Un robo advisor es una plataforma de gestión automatizada de inversiones que construye y gestiona una cartera diversificada de fondos o ETFs basándose en el perfil de riesgo del inversor, sin intervención humana directa. El nombre viene de "robot advisor" — asesor robótico.
¿Cómo funciona un robo advisor?
El proceso es simple. Primero, respondes un cuestionario que evalúa tu perfil de riesgo (horizonte temporal, tolerancia a pérdidas, objetivos financieros). Segundo, el algoritmo asigna tu capital a una cartera predefinida de ETFs, generalmente con entre 5 y 10 fondos diversificados globalmente. Tercero, el sistema rebalancea automáticamente la cartera para mantener los pesos objetivo.
Ventajas de los robo advisors
- Accesibilidad: capital mínimo muy bajo (desde 300-1.000 euros en la mayoría).
- Automatización: elimina las decisiones emocionales y el rebalanceo manual.
- Diversificación inmediata: desde el primer euro tienes exposición global.
- Coste razonable: entre el 0,25% y el 0,75% anual, inferior a la banca tradicional.
Principales robo advisors en España
Indexa Capital: el más popular en España. Comisiones desde 0,36% anual. Carteras de fondos Vanguard y DFA. Mínimo 3.000 euros.
inbestMe: mayor personalización, incluye carteras de ETFs con ventaja fiscal. Mínimo 1.000 euros.
Finanbest: más accesible, mínimo 300 euros.

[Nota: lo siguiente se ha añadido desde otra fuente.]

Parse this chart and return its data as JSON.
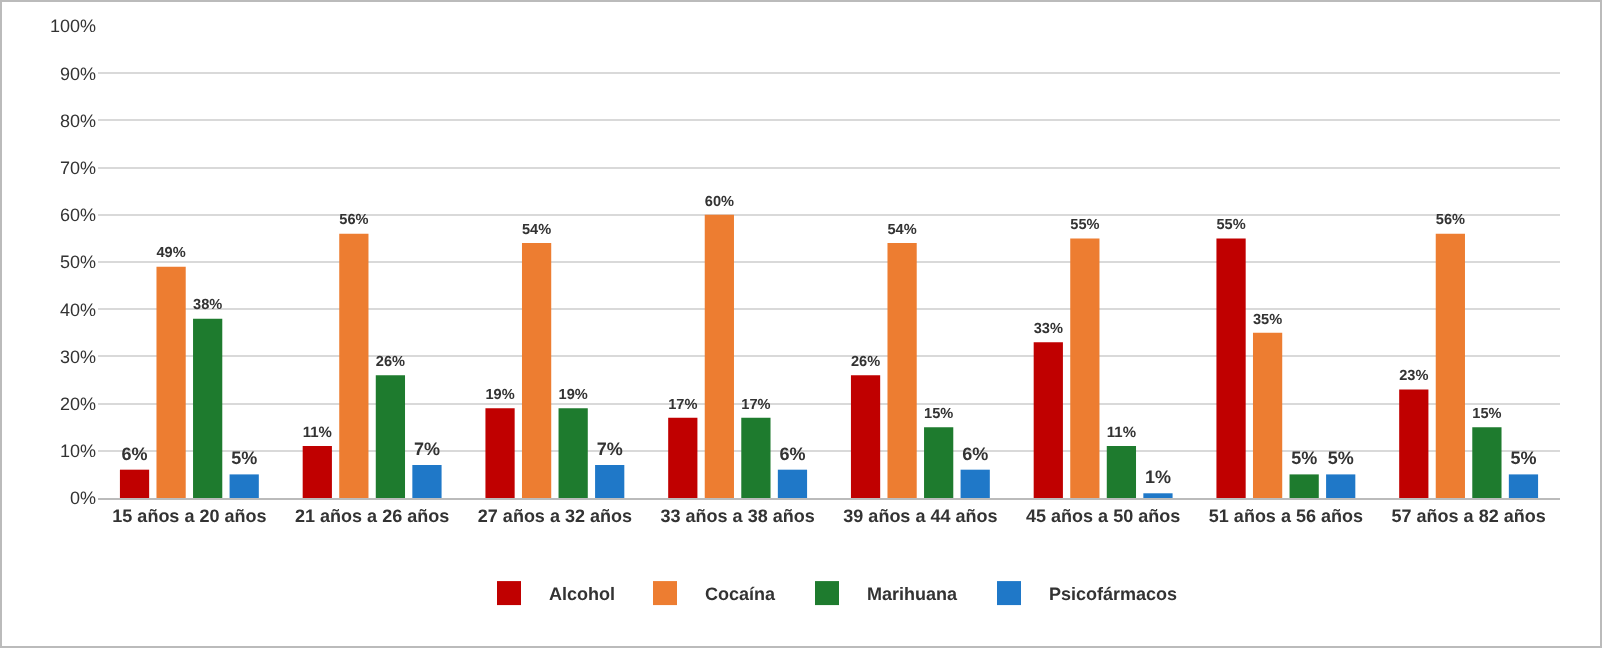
{
  "chart_data": {
    "type": "bar",
    "categories": [
      "15 años a 20 años",
      "21 años a 26 años",
      "27 años a 32 años",
      "33 años a 38 años",
      "39 años a 44 años",
      "45 años a 50 años",
      "51 años a 56 años",
      "57 años a 82 años"
    ],
    "series": [
      {
        "name": "Alcohol",
        "color": "#c00000",
        "values": [
          6,
          11,
          19,
          17,
          26,
          33,
          55,
          23
        ],
        "value_labels": [
          "6%",
          "11%",
          "19%",
          "17%",
          "26%",
          "33%",
          "55%",
          "23%"
        ]
      },
      {
        "name": "Cocaína",
        "color": "#ed7d31",
        "values": [
          49,
          56,
          54,
          60,
          54,
          55,
          35,
          56
        ],
        "value_labels": [
          "49%",
          "56%",
          "54%",
          "60%",
          "54%",
          "55%",
          "35%",
          "56%"
        ]
      },
      {
        "name": "Marihuana",
        "color": "#1e7b2e",
        "values": [
          38,
          26,
          19,
          17,
          15,
          11,
          5,
          15
        ],
        "value_labels": [
          "38%",
          "26%",
          "19%",
          "17%",
          "15%",
          "11%",
          "5%",
          "15%"
        ]
      },
      {
        "name": "Psicofármacos",
        "color": "#1f78c8",
        "values": [
          5,
          7,
          7,
          6,
          6,
          1,
          5,
          5
        ],
        "value_labels": [
          "5%",
          "7%",
          "7%",
          "6%",
          "6%",
          "1%",
          "5%",
          "5%"
        ]
      }
    ],
    "ylim": [
      0,
      100
    ],
    "yticks": [
      {
        "value": 0,
        "label": "0%"
      },
      {
        "value": 10,
        "label": "10%"
      },
      {
        "value": 20,
        "label": "20%"
      },
      {
        "value": 30,
        "label": "30%"
      },
      {
        "value": 40,
        "label": "40%"
      },
      {
        "value": 50,
        "label": "50%"
      },
      {
        "value": 60,
        "label": "60%"
      },
      {
        "value": 70,
        "label": "70%"
      },
      {
        "value": 80,
        "label": "80%"
      },
      {
        "value": 90,
        "label": "90%"
      },
      {
        "value": 100,
        "label": "100%"
      }
    ],
    "grid": "y",
    "legend": "bottom"
  }
}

Carteras de fondos de bajo coste.
¿Cuándo tiene sentido un robo advisor?
Son ideales para inversores que quieren empezar a invertir sin conocimientos profundos, que no tienen tiempo para gestionar su cartera activamente o que valoran la automatización del rebalanceo. No son ideales para inversores avanzados que quieren control total o que invierten en sectores o temáticas específicas.
Cómo construyen las carteras los robo advisors
La mayoría de robo advisors españoles basan sus carteras en la Teoría Moderna de Carteras de Harry Markowitz, buscando la combinación de activos que maximiza la rentabilidad esperada para cada nivel de riesgo (la llamada frontera eficiente). En la práctica, esto se traduce en carteras de ETFs globalmente diversificadas con pesos determinados por el algoritmo.
Las carteras suelen incluir renta variable global (acciones de países desarrollados y emergentes), renta fija (bonos gubernamentales y corporativos de distintos plazos) y en algunos casos activos alternativos como inmuebles (REITs) o materias primas.
El rebalanceo automático: una ventaja clave
Una de las funcionalidades más valiosas de los robo advisors es el rebalanceo automático de la cartera. Si tu objetivo es tener un 70% en renta variable y un 30% en renta fija, con el tiempo los diferentes rendimientos de cada clase harán que los pesos se desvíen. El robo advisor rebalancea automáticamente vendiendo lo que ha subido y comprando lo que ha bajado para restaurar los pesos objetivo.
Para el inversor individual que gestiona su propia cartera, el rebalanceo manual requiere disciplina y puede generar eventos fiscales si implica venta de participaciones con ganancias.
Los costes totales reales de un robo advisor
El coste total de un robo advisor incluye la comisión de gestión de la plataforma (típicamente 0,25%-0,75% anual) más el TER de los ETFs o fondos subyacentes (típicamente 0,10%-0,25% anual). El coste total se sitúa entre 0,35% y 1,00% anual, significativamente inferior a los fondos de gestión activa de banca tradicional (1,5%-2,5%) pero superior a gestionar tu propia cartera de ETFs directamente (0,07%-0,25%).